Monday, April 16, 2007

Building cognitive maps for the read/write web

The volume, diversity, and power of new read/write web or web 2.0 tools which continue to emerge almost every day is amazing. While these tools can be awe-inspiring, the fact that many classroom teachers remain unfamiliar with more "mature" read/write web tools as well as newer ones represents a "digital knowledge divide" that is widening fast. When I share collaborative research, learning and digital storytelling tools like Flickr,, Google Notebook, Google Reader and Ning with many classroom teachers, I sense I'm unintentionally inviting a "shock and awe" experience instead of one where teachers walk away empowered and confident in their ability to use new tools effectively with students. Such an outcome is counterproductive to the goal of helping teachers use digital technologies effectively for learning.
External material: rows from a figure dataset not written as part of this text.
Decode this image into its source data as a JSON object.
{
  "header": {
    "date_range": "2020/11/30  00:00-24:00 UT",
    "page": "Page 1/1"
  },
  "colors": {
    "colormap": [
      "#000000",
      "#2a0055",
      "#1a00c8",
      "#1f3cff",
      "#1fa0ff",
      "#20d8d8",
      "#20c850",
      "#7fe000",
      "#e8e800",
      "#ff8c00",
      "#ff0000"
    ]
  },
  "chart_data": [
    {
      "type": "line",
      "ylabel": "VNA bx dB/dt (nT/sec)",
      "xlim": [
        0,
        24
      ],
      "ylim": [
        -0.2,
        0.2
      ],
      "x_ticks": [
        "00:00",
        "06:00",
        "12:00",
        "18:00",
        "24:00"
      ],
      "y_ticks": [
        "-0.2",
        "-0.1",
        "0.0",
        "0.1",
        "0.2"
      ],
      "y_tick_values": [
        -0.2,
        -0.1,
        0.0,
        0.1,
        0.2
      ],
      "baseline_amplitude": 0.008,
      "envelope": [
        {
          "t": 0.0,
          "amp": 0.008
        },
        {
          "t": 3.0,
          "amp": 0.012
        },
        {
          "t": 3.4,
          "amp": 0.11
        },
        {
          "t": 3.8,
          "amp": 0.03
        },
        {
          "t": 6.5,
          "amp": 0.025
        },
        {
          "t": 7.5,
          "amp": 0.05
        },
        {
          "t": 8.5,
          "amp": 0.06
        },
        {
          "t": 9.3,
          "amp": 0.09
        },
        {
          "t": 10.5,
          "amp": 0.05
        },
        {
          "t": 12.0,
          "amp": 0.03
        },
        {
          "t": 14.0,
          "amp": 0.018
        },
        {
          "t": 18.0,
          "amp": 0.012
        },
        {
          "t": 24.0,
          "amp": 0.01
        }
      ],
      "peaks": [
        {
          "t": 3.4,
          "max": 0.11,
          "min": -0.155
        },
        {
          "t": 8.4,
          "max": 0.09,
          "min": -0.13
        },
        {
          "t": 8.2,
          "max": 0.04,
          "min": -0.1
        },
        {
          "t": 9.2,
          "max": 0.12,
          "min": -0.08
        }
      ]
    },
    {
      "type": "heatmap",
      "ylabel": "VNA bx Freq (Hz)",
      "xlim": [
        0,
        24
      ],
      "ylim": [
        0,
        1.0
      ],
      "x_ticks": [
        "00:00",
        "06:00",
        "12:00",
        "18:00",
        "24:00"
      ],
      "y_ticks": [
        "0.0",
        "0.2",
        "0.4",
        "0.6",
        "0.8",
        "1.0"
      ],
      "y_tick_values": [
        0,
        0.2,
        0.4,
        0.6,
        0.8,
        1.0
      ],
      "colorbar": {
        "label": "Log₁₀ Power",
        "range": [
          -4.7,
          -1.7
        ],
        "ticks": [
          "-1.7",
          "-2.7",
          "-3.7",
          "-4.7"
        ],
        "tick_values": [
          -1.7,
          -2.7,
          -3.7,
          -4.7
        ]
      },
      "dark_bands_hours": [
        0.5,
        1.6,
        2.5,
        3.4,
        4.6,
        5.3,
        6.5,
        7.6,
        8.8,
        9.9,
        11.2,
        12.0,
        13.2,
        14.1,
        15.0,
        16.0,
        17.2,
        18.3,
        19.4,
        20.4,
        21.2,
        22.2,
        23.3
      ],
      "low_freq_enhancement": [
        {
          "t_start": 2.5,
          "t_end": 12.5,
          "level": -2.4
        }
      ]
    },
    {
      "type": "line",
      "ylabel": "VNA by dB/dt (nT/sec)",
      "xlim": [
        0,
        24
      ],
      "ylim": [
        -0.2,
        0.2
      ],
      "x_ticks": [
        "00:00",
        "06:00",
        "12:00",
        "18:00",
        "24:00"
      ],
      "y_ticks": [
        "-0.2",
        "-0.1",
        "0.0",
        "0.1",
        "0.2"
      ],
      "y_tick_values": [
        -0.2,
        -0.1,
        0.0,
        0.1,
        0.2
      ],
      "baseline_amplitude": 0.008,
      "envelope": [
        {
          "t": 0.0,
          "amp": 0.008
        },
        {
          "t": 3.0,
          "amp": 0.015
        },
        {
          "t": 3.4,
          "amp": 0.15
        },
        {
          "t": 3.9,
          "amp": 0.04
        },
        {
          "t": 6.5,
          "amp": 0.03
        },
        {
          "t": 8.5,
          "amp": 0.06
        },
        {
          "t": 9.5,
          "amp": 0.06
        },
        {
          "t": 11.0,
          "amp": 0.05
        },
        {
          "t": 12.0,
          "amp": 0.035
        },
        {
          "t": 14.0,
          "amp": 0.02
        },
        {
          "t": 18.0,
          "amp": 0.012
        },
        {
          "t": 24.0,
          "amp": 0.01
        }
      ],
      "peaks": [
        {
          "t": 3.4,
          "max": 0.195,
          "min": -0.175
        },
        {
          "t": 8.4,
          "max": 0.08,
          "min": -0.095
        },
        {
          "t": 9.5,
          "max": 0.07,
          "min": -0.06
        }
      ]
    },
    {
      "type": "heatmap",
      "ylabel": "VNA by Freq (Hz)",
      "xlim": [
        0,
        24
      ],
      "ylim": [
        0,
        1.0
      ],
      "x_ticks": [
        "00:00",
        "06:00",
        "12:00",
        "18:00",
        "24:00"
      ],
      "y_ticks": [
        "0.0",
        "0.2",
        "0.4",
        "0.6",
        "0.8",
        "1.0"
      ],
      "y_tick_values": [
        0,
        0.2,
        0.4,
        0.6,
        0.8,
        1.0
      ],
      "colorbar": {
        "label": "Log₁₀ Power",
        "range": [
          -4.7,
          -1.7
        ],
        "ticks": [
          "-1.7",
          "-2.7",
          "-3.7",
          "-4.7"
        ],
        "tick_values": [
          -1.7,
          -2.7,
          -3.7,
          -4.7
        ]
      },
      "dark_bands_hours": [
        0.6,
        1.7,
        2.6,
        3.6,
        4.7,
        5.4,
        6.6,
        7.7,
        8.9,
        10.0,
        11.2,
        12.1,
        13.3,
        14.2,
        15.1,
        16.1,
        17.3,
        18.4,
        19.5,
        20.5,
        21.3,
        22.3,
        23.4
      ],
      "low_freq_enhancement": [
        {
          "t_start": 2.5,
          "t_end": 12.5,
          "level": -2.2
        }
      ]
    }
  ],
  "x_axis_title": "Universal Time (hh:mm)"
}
I'm finding the video "Introducing the Book" to be better and less threatening to use in starting educational technology workshops with classroom teachers, rather than movies like "Did You Know" or "The Machine is Us/ing Us."

I don't see any signs the proliferation of read/write web tools is going to slow down soon. There are many places to go to learn about new (and "older" / more mature) web 2.0 technologies. Karen Montgomery has a good list of sources, including S. Summerford's Filamentality hotlist "Web 2.0 for the Classroom Teacher" and "Go2Web2.0."

More than a comprehensive hotlist, however, I'm seeking frameworks for "cognitive maps" that can help me as well as other teachers better understand the FUNCTIONS, respective PURPOSES, and appropriate CONTEXTS for using read/write technologies for learning. Although there is obviously overlap, I'm wondering if most tools can be categorized into the following groups:
- Collaborative tools
- Research tools
- Digital storytelling tools

I've been reflecting even more generally, beyond just web 2.0 applications, on the ways we should be thinking about using educational technologies in the classroom. In striving to make more read/write learning opportunities available for students, I'm wondering if more school leaders should be asking how digital technologies can be used as AMPLIFIERS for learning, rather than as strictly FUNNELS or RULERS:

Which Educational Technology Purpose(s) are served?

Andrew Churches has done some great work along these lines as well, tying in Bloom's taxonomy, and created the wiki "Educational Origami" in response to the post "Read/Write Tools Chart" by Miguel Guhlin. Andrew's framework and lists include desktop applications (mainly for Windows-based computers) as well as web-based tools, contrasting traditional versus digital approaches to teaching as well as how the 2001 revision to Bloom's taxonomy by Anderson and Krathwohl relates to digital teaching alternatives.

Which framework is best or will prevail? I won't claim to know, but I think each of these reflections can add to our own cognative map building of web 2.0 tools and appropriate uses. Our digital toolset will continue to morph and grow in the years ahead, while our need to understand appropriate uses for these protean tools will undoubtedly persist.